Но я, подрастая, непонятым был; и отец боролся с идеологией моею, вкусами в искусстве, «мистикою», которую ненавидел он; но сквозь «при» он разглядывал уже непонятого и во мне в последние два года жизни; и даже: со страхом, с соболезнованием, с жалостью нежной поглядывал он на меня, когда я стал уже «притчею во языцех», — в профессорском круге, среди борзописцев, помоями поливающих за дерзкое письмо «к либералам и консерваторам»11, своего рода юношеский манифест к «отцам», с которыми нам делать нечего; с благодарностью вспоминаю, что в эти именно месяцы всяческих расхождений во взглядах подчеркивал он: безотносительно к «что» он доволен моим методологическим оформлением иных из мыслей; была напечатана только что статья моя, «Формы искусства»12, построенная на своеобразном преломлении взглядов Оствальда и Шопенгауэра, которого ненавидел отец.

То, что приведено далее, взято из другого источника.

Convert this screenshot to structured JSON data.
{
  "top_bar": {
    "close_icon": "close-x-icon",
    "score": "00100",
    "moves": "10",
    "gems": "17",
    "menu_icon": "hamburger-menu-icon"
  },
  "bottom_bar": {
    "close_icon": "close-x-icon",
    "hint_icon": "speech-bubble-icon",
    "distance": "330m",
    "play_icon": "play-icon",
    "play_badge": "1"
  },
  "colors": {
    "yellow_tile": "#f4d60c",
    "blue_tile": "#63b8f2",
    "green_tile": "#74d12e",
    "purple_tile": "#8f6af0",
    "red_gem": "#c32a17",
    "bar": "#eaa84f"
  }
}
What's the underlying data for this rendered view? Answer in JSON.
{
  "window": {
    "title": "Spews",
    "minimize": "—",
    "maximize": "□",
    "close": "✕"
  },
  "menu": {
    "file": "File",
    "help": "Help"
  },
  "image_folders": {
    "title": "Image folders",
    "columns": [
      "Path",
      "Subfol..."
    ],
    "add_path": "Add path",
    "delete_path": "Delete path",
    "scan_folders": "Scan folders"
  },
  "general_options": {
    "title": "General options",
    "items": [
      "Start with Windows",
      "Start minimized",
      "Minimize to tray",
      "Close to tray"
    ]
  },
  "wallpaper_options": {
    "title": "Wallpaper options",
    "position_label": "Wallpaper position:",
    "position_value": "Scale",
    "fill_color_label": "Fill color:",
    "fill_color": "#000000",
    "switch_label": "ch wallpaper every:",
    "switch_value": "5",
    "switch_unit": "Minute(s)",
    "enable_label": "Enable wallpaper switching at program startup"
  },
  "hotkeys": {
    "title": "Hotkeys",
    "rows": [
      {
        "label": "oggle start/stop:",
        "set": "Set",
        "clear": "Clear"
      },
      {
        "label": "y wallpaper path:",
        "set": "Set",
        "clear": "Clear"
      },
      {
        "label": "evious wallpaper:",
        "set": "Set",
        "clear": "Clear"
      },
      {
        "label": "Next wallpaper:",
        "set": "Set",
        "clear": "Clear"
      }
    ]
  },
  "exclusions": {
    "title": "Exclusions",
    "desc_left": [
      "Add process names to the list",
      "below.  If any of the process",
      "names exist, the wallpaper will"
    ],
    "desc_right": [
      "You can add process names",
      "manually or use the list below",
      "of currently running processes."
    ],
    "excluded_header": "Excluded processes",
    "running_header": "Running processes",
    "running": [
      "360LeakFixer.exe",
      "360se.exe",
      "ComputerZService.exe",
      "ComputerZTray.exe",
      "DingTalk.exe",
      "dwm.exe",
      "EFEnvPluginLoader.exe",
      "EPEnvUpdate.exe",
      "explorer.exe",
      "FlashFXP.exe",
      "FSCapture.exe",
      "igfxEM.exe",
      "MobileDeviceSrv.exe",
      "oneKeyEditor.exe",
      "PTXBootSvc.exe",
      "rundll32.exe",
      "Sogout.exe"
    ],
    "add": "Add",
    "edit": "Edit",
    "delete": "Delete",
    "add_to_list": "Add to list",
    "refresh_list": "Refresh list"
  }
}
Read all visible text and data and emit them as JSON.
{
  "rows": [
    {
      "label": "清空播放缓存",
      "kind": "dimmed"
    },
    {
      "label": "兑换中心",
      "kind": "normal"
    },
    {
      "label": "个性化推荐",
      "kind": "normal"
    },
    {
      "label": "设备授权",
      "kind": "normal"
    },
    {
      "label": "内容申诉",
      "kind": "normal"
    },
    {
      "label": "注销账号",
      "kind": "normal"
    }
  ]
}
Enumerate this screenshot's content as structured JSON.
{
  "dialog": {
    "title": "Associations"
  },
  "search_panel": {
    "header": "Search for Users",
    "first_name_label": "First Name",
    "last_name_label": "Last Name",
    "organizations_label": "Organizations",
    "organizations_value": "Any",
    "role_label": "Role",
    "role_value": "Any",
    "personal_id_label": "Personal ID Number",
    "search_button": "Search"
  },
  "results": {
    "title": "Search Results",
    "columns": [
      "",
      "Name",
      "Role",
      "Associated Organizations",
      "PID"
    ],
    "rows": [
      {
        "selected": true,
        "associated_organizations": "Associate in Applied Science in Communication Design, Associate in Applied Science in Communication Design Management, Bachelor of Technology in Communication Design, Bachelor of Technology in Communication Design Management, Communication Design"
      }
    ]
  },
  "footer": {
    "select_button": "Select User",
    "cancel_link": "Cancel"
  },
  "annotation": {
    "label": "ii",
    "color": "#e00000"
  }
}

Тем не менее, прочтя статью, он сказал:
— Прекрасная статья: прекрасно оформлена!
Одобрение относилось не к идеям, а к методам оформления; между тем: статья эта, прочитанная прежде в студенческом обществе, вызвала ужас князя Сергея Трубецкого, отказавшегося председательствовать на моем реферате; так же поступил и Лопатин;13 мой отец, в противовес профессорскому мнению, выказал тут и непредвзятость, и объективность; его радовало, что принцип сохранения энергии я пытаюсь отметить в жизни искусств; именно эта-то попытка и ужаснула философов.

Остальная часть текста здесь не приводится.